Il est apparu raisonnable au CA de se limiter à 50 films car leur inclusion demande beaucoup de temps de travail (2h), avec un matériel de copie spécifique à acheter par l’association, pour des films à usage collectif et donc plus onéreux que ceux destinés à l’usage privé précisés par la loi. Notre choix de privilégier cette approche légale permet d’être au-dessus de toute critique pour les Droits de société de diffusion et d’auteur, tout en nous laissant la possibilité d’inclure quelques films soit anciens et à découvrir soit récents n’ayant pas encore donné à des versions pour les collectivités.
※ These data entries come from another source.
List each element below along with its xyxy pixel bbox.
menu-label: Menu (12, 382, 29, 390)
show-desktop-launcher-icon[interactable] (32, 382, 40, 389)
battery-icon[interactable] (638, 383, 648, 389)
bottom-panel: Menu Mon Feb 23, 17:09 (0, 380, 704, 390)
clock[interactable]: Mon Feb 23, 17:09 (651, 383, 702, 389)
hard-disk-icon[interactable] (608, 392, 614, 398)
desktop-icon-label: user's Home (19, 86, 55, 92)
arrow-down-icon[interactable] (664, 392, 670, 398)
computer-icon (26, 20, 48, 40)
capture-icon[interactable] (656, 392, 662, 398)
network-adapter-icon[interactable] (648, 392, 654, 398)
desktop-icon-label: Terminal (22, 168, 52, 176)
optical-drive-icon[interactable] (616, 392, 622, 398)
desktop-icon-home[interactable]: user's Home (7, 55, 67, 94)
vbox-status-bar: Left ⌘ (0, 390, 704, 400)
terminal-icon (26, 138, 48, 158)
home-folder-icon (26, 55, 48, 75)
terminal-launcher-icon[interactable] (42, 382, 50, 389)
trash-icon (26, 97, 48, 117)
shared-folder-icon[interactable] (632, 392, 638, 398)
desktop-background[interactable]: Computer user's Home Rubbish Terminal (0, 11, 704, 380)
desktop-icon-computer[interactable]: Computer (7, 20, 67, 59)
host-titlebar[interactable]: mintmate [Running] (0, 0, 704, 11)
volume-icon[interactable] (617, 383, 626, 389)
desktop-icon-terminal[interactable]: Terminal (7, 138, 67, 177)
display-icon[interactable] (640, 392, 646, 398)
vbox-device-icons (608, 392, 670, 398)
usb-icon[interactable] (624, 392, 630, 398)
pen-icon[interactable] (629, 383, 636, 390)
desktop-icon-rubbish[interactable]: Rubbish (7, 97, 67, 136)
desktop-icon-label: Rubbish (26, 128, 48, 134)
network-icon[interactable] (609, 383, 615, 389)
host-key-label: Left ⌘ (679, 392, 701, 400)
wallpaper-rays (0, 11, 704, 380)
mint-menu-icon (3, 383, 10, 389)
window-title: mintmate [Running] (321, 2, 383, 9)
De toute façon, les films qui composent le menu proposé peuvent être vus après le séjour. Ils sont présentés à cet effet dans le site. Quelques-uns sont vus par le petit nombre des hospitalisés, dans l’esprit de l’usage privé et familial (4 par semaine).  Il s’agit d’une prestation gratuite. Tout procédé de copie est empêché par le DAV.

Il est évident que la sélection opérée doit être évolutive de façon à accroître l’effet de mémoire, par la découverte de films inconnus, et qu’elle doit être ouverte à la création en cours, contemporaine de nos représentations et de nos mœurs les plus récents.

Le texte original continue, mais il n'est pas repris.